Interview with Marlon Simeon of The Ungrateful Dodos improv group, video by Hannah Lemass

 

It’s a common misconception that improv has to be funny. In fact, the golden rule in long-form improv is DON’T TRY TO BE FUNNY. Laughter will arise from truthful storytelling.

In Marlon’s first performance he was in a scene in which he had to come out to his father. He said that the powerful moment was “almost instinctive” and very truthful to the real feelings of that experience.
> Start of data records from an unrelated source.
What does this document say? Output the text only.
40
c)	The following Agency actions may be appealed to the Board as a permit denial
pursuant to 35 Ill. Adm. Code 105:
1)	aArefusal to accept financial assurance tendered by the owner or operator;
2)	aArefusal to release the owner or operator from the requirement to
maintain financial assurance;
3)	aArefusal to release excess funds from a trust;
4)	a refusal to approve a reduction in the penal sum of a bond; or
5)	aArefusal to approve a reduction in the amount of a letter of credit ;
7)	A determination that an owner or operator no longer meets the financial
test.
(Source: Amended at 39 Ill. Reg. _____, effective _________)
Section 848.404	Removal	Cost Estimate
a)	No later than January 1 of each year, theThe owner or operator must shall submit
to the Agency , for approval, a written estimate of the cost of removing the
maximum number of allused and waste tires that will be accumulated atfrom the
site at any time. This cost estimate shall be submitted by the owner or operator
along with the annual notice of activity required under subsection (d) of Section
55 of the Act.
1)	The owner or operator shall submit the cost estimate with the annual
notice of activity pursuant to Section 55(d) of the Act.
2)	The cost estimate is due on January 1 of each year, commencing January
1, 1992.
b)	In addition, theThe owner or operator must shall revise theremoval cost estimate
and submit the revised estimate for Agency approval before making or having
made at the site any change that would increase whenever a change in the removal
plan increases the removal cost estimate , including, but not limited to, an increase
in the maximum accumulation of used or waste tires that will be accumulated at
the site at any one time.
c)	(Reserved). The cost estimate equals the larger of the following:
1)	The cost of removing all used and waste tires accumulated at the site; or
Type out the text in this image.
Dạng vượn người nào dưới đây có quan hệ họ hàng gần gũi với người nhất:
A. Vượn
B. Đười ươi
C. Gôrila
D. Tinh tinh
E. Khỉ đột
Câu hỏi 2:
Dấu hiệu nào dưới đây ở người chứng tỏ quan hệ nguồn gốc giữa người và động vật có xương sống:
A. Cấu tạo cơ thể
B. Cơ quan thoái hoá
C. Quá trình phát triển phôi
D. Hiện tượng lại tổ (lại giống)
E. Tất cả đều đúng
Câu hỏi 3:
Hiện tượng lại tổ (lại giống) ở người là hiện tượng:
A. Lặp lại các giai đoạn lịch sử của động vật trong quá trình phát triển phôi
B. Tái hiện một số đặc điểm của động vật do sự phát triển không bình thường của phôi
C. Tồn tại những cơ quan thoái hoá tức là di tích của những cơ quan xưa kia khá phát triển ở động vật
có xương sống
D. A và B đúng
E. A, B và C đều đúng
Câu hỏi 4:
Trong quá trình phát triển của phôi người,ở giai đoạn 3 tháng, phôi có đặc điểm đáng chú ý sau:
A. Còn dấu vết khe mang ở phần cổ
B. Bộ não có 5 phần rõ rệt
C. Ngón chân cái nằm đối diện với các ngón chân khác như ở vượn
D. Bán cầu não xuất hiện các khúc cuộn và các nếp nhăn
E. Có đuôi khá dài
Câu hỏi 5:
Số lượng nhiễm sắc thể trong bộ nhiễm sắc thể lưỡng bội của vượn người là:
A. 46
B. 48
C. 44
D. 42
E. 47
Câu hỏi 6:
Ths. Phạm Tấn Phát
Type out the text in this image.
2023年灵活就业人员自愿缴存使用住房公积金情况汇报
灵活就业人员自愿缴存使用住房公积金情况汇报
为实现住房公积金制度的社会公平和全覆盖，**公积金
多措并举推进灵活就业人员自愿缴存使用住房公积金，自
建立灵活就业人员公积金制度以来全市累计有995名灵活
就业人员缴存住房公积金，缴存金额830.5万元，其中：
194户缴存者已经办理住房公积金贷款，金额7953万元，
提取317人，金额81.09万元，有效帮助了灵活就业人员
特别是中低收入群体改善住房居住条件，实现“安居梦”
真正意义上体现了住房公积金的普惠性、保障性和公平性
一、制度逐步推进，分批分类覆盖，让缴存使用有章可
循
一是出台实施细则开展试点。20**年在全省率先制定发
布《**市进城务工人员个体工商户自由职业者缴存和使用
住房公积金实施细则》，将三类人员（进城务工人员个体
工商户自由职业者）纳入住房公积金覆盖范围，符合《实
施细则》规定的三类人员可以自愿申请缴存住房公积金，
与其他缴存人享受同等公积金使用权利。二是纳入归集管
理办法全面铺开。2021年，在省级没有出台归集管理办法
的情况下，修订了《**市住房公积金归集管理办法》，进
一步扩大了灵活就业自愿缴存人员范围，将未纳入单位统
“Inside it was very cathartic because when I came out my dad had passed away. So I never really came out to my dad. So through improv that kind of happened naturally… It’s very magical how [improv] sort of disarms people and brings the truth. It feels comfortable, you forget that you are onstage.”

 

The history of improv

It’s difficult to say exactly for how long improv has been performed on this island, but the longest running comedy improv group is almost certainly Dublin Comedy Improv founded in 1991.

Dublin Comedy Improv is a short-form group with a similar format to Whose Line is it Anyway. A rotation of 9 extremely talented short-form improvisers including Ian Coppinger, Joe Rooney, Dermot Whelan and the occasional guest play out scenes based on audience suggestions.

Ian Coppinger and Dermot Whelan even performed in Who Are The Improv Allstars Anyway? at Vicar Street last year alongside Whose Line legends Colin Mochrie Steven Frost and Brad Sherwood.

The year 1991 may seem like a long time ago, but when you consider Improv’s long history internationally you realise how young improv is in Ireland.

Improvised theatre itself has historic roots. In 16th century Europe, the Commedia Dell’Arte was very popular. The travelling troupes of performers improvised dialogue in public spaces in a style similar to the modern equivalent we see today.

 

 
The classic improv theatre games tat inspied the short form style were developed by American drama teacher Viola Spolin during the 1930s and 40s. She ran workshops for Compass, America’s first improvisational acting company active from 1955-58.

She also ran workshops with her son Paul Sills who co-founded the Second City in Chicago in 1959. Second City is one of the world’s premier improv enterprises recognised for producing alumni such Bill Murray, Tina Fey and Steve Carell ‒ inspiring generations of improvisers.

 


If you are interested in seeing some improv there are several places where you can take in a few shows.

The Tightrope at Anseo hosts improv shows from a variety of different groups and performers every week on Sundays and Mondays from 8 pm.  

You can catch the Ungrateful Dodos at next show at the Tightrope on 15 May.

And, as always Dublin Comedy Improv will be at the International bar on Monday nights from 9 pm.

Finally, if you are thinking of giving improv a go yourself then check out Stoke Improv for courses run by Kelly Shatter, or Neil Curren’s Lower The Tone. Both have courses available to suit all levels of experience.